Le thème du territoire
 

Les oeuvres sélectionnées cette année ont en commun d’explorer le thème du territoire, disait vendredi la présidente du jury, Catherine Lalonde, responsable du cahier Livres au Devoir. Territoire de l’intime de l’esprit et du corps, comme dans le cas du livre de Clara B.-Turcotte, qui porte sur l’anorexie-boulimie, mais aussi territoires de Montréal, de l’Amérique et du monde. Le Devoir est partenaire du Prix littéraire des collégiens depuis sa création, il y a 15 ans, entre autres par la Fondation Marc Bourgie.

Les autres membres du jury étaient les critiques littéraires du Devoir Danielle Laurin et Christian Desmeules, ainsi que Marie-Emmanuelle Lapointe, professeure au Département des littératures de langue française de l’Université de Montréal et Pierrette Boivin, de la revue Nuit blanche. Ils avaient sélectionné une liste préliminaire de quelque 15 titres avant d’obtenir leur liste définitive.

Pour Daphnée Savoie, étudiante au collège anglophone John Abbott, les délibérations qui entourent ce prix sont une occasion de plonger dans la littérature québécoise francophone.

Camilia Gélinas, du collège Jean-de-Brébeuf, raconte que les discussions autour de la sélection d’oeuvres donnent parfois lieu à des confrontations fructueuses de points de vue opposés. Elle se souvient entre autres d’un débat qui avait entouré l’oeuvre lauréate de l’an dernier, L’orangeraie, de Larry Tremblay, parue chez Alto : « Peut-on écrire sur ce qu’on n’a pas vécu ? »

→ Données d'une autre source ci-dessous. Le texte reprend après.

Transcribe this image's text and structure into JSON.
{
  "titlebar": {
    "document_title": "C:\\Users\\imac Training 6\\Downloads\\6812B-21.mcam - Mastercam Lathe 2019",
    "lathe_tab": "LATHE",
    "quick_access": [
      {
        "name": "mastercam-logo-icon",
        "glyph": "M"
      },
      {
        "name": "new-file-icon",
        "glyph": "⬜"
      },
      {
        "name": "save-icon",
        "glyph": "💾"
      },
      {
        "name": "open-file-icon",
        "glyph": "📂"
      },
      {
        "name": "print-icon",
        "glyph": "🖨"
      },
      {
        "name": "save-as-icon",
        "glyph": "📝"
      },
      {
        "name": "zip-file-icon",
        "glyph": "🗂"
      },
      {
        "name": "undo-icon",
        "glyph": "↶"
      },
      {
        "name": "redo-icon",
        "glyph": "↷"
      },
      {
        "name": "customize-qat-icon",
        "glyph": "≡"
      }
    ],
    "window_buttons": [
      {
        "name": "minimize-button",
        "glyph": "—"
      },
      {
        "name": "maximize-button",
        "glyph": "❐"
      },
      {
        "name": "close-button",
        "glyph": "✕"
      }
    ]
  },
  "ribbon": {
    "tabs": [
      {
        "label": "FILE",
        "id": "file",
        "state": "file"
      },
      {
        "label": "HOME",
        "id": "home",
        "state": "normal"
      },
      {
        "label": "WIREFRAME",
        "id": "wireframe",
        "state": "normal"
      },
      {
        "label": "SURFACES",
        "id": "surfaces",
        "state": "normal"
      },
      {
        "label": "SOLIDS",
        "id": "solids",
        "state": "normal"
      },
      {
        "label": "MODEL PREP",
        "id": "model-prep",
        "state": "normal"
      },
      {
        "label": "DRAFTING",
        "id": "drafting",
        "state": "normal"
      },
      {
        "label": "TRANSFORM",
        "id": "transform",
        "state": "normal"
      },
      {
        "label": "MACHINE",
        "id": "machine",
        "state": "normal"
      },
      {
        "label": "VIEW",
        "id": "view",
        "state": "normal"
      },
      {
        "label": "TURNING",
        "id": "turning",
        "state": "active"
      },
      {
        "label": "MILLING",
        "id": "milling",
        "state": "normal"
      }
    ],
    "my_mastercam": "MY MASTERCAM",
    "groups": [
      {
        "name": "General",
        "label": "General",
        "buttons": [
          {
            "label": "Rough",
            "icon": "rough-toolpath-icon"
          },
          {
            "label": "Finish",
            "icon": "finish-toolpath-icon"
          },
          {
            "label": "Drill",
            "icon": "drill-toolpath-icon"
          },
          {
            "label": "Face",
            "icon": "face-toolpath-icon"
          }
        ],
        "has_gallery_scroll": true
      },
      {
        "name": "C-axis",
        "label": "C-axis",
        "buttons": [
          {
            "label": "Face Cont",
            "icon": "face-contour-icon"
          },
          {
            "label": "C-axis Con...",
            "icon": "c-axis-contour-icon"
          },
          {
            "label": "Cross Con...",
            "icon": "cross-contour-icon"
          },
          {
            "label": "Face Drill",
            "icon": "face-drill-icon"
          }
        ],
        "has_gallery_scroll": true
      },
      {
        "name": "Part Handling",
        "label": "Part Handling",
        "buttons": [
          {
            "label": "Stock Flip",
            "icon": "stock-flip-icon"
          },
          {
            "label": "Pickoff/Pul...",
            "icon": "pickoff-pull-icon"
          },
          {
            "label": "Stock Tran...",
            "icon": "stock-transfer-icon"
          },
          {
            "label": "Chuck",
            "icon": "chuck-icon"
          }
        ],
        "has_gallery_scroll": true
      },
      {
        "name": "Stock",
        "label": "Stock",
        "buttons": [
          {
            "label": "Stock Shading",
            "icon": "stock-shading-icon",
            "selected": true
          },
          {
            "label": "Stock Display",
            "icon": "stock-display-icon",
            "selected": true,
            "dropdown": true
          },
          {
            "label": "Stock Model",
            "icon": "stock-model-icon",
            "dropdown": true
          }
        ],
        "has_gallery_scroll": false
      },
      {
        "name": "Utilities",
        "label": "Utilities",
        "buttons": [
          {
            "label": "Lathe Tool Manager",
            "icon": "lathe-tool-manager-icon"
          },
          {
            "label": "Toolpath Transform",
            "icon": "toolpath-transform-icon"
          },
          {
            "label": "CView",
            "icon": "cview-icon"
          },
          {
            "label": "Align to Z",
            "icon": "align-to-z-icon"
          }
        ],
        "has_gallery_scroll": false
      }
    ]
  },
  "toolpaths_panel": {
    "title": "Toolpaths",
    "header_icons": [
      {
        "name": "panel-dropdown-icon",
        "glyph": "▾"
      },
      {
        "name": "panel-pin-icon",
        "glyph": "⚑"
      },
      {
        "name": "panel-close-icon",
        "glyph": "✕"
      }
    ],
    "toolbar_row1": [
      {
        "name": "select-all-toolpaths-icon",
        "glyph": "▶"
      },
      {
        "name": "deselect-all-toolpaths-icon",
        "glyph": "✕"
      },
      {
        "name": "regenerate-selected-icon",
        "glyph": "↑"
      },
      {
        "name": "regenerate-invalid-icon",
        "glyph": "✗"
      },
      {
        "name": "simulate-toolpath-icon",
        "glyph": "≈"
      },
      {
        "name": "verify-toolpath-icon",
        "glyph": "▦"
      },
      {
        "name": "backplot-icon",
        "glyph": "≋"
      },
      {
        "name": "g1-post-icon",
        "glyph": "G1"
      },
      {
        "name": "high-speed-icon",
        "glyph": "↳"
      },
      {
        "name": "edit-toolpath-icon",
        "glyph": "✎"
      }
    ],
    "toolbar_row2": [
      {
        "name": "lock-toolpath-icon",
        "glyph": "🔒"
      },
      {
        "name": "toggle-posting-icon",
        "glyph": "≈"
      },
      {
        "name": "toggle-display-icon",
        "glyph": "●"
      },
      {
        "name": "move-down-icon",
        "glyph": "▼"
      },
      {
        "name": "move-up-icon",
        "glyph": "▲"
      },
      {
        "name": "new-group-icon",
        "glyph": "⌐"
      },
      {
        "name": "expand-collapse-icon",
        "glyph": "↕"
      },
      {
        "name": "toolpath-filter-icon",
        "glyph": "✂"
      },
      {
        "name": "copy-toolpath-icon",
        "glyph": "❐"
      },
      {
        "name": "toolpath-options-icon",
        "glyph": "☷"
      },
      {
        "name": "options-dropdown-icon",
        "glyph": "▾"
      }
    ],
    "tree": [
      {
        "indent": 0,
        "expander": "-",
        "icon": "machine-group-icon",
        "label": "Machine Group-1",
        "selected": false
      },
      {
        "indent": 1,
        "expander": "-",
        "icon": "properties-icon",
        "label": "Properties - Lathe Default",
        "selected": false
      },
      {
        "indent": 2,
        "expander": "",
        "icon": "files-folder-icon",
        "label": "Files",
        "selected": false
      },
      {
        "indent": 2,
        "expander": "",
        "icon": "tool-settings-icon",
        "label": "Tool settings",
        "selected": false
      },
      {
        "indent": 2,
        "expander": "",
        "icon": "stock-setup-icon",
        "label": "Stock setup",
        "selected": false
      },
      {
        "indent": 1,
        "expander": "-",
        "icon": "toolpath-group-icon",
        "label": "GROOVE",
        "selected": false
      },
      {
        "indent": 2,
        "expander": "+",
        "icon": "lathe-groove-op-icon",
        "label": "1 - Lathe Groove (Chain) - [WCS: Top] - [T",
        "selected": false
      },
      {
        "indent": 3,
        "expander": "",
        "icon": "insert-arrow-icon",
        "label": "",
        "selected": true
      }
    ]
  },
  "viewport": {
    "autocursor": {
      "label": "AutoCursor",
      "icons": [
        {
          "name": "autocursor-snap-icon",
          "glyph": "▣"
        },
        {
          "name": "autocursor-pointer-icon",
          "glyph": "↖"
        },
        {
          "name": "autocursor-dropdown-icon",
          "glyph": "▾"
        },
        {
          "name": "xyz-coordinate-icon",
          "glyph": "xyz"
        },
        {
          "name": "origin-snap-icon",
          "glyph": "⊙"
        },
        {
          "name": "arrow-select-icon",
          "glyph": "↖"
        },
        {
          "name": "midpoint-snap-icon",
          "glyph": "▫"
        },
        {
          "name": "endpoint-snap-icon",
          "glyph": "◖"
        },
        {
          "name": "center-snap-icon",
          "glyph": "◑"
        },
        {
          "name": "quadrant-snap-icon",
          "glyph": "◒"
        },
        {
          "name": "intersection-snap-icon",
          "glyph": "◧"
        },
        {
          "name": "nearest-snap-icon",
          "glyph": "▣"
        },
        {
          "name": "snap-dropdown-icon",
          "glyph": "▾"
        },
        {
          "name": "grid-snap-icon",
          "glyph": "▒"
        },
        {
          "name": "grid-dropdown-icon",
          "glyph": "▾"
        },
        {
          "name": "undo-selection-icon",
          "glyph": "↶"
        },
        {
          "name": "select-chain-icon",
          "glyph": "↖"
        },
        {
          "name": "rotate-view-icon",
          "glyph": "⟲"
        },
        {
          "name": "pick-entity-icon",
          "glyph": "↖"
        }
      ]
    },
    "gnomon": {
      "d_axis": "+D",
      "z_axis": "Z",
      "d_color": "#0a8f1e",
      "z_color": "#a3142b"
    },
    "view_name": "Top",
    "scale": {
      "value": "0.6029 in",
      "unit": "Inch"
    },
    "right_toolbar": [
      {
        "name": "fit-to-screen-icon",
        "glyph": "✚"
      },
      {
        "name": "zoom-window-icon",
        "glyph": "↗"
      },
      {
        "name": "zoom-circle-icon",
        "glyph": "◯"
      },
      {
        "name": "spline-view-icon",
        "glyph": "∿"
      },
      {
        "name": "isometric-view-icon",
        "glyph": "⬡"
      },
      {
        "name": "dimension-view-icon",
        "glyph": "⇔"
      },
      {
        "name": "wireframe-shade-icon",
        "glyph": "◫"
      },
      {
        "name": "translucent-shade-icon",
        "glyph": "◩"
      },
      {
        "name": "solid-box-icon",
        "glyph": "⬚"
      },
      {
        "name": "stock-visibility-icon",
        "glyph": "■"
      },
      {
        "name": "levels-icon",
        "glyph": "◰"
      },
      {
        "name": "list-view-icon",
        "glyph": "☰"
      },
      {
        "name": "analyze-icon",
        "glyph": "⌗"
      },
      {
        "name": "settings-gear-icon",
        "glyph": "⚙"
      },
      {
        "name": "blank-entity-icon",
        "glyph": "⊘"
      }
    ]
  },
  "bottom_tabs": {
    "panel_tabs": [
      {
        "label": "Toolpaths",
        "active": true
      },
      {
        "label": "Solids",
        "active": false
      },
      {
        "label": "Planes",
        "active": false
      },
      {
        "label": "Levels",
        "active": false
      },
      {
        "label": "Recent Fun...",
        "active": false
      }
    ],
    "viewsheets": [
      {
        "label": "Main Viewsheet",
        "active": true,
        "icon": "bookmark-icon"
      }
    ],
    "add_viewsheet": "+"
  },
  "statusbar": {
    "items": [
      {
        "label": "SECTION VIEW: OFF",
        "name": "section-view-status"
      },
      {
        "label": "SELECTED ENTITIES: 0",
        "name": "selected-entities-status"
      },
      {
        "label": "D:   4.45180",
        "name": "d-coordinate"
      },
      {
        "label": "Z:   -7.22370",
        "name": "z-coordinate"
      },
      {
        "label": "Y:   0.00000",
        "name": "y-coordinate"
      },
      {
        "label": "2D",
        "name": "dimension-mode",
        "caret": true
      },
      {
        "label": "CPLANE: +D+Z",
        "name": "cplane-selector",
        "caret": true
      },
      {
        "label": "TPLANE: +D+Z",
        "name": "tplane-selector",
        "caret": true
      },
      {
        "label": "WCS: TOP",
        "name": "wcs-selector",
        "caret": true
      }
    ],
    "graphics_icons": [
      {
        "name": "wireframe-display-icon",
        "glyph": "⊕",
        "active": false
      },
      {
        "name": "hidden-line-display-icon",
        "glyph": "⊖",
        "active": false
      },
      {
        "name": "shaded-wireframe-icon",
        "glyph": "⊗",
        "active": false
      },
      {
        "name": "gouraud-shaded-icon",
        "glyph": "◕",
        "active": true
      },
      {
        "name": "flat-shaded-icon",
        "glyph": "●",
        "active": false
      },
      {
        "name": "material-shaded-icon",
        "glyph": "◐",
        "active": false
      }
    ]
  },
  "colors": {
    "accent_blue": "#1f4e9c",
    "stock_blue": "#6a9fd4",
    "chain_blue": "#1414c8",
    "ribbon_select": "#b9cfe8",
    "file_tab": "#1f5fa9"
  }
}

Il s’agit bien d’un prix qui récompense une oeuvre et non un auteur, a relevé Catherine Lalonde. Le fait a d’ailleurs permis à Nicolas Dickner, qui a été lauréat de ce prix dans le passé, d’être de nouveau en lice cette année.

Un avant-goût


Cinq livres. Cinq territoires à explorer. Qui charmera les collégiens ? Rendez-vous en avril pour le savoir…


Six degrés de liberté
Nicolas Dickner
Alto
Québec, 2015, 392 pages
 

Le troisième roman de Nicolas Dickner est foisonnant, rocambolesque. D’une part, on assistera aux préparatifs minutieux d’un voyage autour du monde en solitaire, dans un conteneur réfrigérant transformé en habitacle tout confort. Pistes brouillées, tours de passe-passe informatiques vertigineux, alliage fantastique entre les nouvelles technologies, exploitées avec une folle inventivité, et l’abolition des frontières. D’autre part, on verra la GRC mener une enquête sur un conteneur fantôme. Toutes les pistes seront envisagées. On retrouve des marques du style et de la façon de faire de l’écrivain natif de Rivière-du-Loup. On songe à son Nikolski (Alto), il y a dix ans, salué par le Prix des collégiens. Six degrés de liberté est encore plus riche. Plus maîtrisé. Tellement bien orchestré, dosé. Toujours ce souci du détail. Et ce souci du social, du contexte mondial, de l’évolution des mentalités. Mais là où vraiment Dickner se renouvelle, c’est dans le surplus d’âme, la grande dose d’humanité qu’il insuffle à ses personnages. (Danielle Laurin)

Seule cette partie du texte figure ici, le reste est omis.